Agadez is a city of mud-brick compounds with high walls and blazing bright metal doors. For centuries, it was filled with traders and nomads. In recent decades, it was a tourist magnet, until ethnic rebellions and then jihadi violence drove people away.
Today, migration is the main industry. Drivers, smugglers, money changers, sex workers, police officers ” everyone lives off the men on the move.
The smugglers' den where I found Bokoum, the 21-year-old from Mali, was a set of two adjoining courtyards, with two concrete-floored rooms.
He had been in Agadez for three months, waiting for his mother to send him money. It can cost 350,000 CFAs (about $600) to get from Agadez to the Libyan border, on the back of a pickup truck.
Mohamed Diallo, a Senegalese manager of the compound, blamed Western countries for spewing carbon into the atmosphere.
Diallo's compound, like others in Agadez, has a weekly rhythm.
He instructs those seeking to make the journey to Libya to be inside by Sunday night.
The journey to the Libyan border, 402 kilometres, takes three days. No one knows how many die along the way.
Those who venture a journey across the Mediterranean take a deadly gamble, too. Among the more than 4,700 people who have died trying to cross the Central Mediterranean so far in 2016, the vast majority cannot be identified.
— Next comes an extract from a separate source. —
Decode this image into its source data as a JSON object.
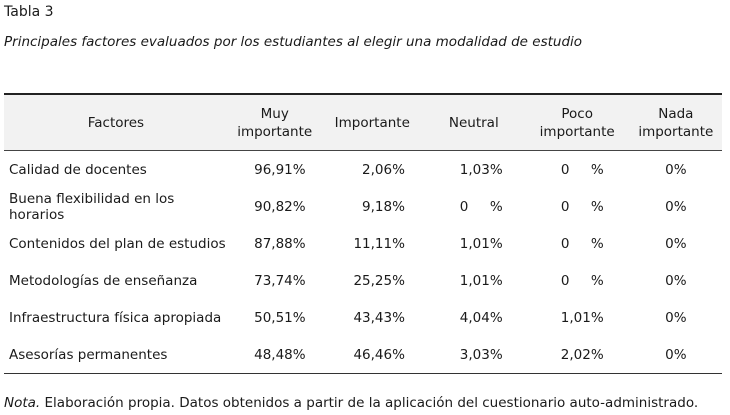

Of those who can, Africans make up the largest share.
"The migrant road," Diallo said,"is a road on fire."
Those who make it to Libya do not necessarily make it inside Libya. It is a lawless country where some migrants get thrown behind bars ” and some, according to human rights groups, are raped and tortured by militias demanding money. Some run out of money, or heart, to continue the journey to Europe.
On the way back, they usually knock on the gates of the International Organisation for Migration's transit centre at the edge of Agadez.
Ibrahim Diarra said that fickle rains made it too hard to grow peanuts and corn on the family farm in the Tambacounda region of Senegal. He watched the young men of his village leave, each pulled by the stories of those who went before. Then he followed.
He lasted two months in Algeria. Then, he went back to Agadez and asked the migration organisation for a bus ticket home.
"I'm supposed to support my family," he explained."Now I have no clothes, nothing. I will be a burden to them."